Brody Dalle

“Diploid Love“

Wer sich fragt, wer – außer Gossip vielleicht – das Vermächtnis der Riot Grrrls weiterführt, kann aufhören zu suchen. Brody Dalles Album „Diploid Love“ kommt mit derart viel Power um die Ecke, dass die geneigte Hörerin davon ganz aufgeputscht wird. 

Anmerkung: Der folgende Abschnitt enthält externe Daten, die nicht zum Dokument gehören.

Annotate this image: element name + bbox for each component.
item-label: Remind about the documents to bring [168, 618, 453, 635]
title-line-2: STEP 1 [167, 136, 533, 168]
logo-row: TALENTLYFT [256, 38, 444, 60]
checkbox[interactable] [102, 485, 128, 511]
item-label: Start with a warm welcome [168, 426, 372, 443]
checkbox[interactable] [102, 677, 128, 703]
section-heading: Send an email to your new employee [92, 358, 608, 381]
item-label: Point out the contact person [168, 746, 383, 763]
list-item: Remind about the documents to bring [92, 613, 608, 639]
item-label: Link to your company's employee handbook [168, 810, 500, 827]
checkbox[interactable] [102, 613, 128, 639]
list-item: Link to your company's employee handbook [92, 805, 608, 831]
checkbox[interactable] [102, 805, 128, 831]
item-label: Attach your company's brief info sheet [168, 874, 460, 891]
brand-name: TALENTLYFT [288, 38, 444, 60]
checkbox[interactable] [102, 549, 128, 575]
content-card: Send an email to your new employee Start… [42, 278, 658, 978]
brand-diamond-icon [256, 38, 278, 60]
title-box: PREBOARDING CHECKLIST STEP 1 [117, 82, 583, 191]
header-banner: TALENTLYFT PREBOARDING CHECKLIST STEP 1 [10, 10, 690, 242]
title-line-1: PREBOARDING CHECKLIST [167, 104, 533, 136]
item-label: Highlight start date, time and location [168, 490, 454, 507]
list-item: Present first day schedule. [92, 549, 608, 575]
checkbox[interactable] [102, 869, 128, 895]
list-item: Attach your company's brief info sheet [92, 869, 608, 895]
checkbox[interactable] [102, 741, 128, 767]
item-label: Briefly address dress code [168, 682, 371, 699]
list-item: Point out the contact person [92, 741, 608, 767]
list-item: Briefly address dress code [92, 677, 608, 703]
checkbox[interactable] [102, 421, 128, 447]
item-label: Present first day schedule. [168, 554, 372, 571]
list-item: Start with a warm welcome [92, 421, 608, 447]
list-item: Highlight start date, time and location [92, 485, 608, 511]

Zunächst erstaunt es, dass „Diploid Love“ tatsächlich Mrs Dalles erstes Soloalbum ist: seit über zwanzig Jahren ist die 1979 in Melbourne geborene Musikerin und Songschreiberin in verschiedenen Bands aktiv. Schon ihre erste Band Sourpuss erregte jede Menge Aufmerksamkeit, nach ihrem Umzug in die USA der Liebe wegen gründete sie 1997 The Distillers, später Spinnerette; sang/shoutete mit Queens of the Stone Age (mit deren Sänger Josh Homme sie rein zufällig verheiratet ist) und spielte Gitarre auf einem Hole-Album. Die Richtung sollte klar sein: Brody Dalle steht für Rock härterer Spielart. Man bezeichnet sie als Punk-Poetin, doch Punk ist „Diploid Love“ nicht: eher rauher, absolut umwerfender, pushy Post-Grunge – oder eben Post-Riot-Grrrlsm. Die Single „Meet The Foetus/Oh The Joy“ wurde schon vor einigen Monaten veröffentlicht und hebt eine/n auch beim –zigsten Hördurchgang schlicht aus den Schuhen: rasante Tempowechsel und Freundinnen-Backgroundgesang von Shirley Manson (!) und Emily Kokal (Warpaint) ergeben eine beflügelnde, aufrührerische Mischung, zu der man rumhopsen, stagediven, pogen will und ist doch kein reiner Partysong: zentrales Thema der Stücke ist neben psychischen Problemen generell Dalles massive postnatale Depression nach der Geburt ihrer zweiten Tochter. „Meet The Foetus“ war Aufhänger und Kickstart für „Diploid Love“, das mit neun Tracks knapp und auf den Punkt gehalten ist. Bis auf ein paar Gastauftritte spielt Brody Dalle alle Instrumente selbst und weiß genau, dass strenge Genregrenzen doof sind: „Don´t Mess With Me“ featuret Mariachi-Bläser, „Carry On“ baut auf einen straighten Discobeat, „I Don´t Need Your Love“ ist die intensive Ballade, die auf jedes gute Rockalbum gehört. „Diploid Love“ ist stark, mutig, intensiv und tough – Superplatte!